The old men in ponds whose best friends are mallards and handfuls of bread.
The starving magicians who’ve held birds like secrets, with one last chance to wow the audience.
The falconers who know they can’t take the gloves off when they clock out and head home.
The oak trees that hold up robin eggs to the light, checking them for watermarks, or to offer them to some abstract bird god.
The couples hoping for eggs, seated on their last piece of pumice, holding hands and praying for it to hatch.
The abstract bird god, shaping each perfect amber egg with a ceramic duty, eternally at the wheel, perfecting their craft.
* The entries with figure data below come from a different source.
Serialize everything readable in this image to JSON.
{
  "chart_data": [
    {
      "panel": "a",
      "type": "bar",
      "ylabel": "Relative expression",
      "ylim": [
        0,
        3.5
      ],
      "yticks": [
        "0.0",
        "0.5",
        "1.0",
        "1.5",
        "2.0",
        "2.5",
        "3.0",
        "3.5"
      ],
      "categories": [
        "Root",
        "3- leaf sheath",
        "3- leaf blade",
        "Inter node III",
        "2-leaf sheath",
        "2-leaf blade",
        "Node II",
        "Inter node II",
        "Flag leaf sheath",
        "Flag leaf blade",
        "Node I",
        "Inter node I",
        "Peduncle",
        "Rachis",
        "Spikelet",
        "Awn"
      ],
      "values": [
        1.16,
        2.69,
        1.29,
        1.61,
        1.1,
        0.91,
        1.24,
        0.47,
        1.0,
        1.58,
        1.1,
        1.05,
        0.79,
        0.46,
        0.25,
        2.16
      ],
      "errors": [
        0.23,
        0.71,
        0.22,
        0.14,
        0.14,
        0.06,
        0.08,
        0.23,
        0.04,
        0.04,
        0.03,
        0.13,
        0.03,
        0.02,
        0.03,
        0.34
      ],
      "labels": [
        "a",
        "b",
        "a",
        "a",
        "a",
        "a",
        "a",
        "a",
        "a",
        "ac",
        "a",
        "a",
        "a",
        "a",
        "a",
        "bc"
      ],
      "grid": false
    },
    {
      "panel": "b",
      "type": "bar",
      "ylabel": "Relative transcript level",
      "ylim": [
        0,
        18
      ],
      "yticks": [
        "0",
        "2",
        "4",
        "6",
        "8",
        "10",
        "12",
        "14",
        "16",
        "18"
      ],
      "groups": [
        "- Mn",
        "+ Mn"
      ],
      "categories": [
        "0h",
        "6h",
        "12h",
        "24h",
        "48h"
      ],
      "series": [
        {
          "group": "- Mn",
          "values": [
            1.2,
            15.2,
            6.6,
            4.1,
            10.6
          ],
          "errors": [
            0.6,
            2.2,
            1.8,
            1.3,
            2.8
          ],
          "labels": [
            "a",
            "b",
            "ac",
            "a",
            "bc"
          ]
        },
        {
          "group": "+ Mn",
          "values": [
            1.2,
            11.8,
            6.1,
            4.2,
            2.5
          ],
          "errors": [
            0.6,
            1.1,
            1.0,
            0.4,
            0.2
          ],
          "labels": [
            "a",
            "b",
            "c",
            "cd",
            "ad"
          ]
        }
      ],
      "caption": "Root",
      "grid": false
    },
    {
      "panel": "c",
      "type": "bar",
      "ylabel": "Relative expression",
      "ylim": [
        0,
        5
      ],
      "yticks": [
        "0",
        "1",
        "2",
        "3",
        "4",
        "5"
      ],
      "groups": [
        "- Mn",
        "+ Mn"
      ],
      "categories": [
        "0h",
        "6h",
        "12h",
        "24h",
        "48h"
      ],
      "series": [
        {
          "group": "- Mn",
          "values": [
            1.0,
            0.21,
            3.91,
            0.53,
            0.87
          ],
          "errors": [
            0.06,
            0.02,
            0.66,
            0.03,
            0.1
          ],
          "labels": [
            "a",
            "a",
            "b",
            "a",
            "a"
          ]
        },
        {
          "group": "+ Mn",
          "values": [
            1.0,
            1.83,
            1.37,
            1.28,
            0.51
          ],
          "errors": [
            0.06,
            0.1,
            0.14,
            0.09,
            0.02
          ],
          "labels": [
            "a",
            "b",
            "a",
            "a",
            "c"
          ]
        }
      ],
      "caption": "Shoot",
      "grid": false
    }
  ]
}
The guy selling insurance with the emu in the ads, hoping that today will be the day he finally convinces someone of their own mortality.
The people surviving others, their hands reaching the clouds, waiting for a dove they’ve never seen to flap down and rest.
Those with an open birdcage, more birdseed each birdday to give away.
Me, thinking this bird poem is the best thing I’ve come up with, hoping you’re collecting my bits of eggshell to piece back together.
You, thinking the bird thing got out of hand near the fifth stanza, politely gathering the shards of shell to return them to me and wash the yolk off your hands afterward.
And other birds when they hold hands: waffle style, not pancake, not shying away from the intimacy, not bristling at the challenge. Feeding their youth together.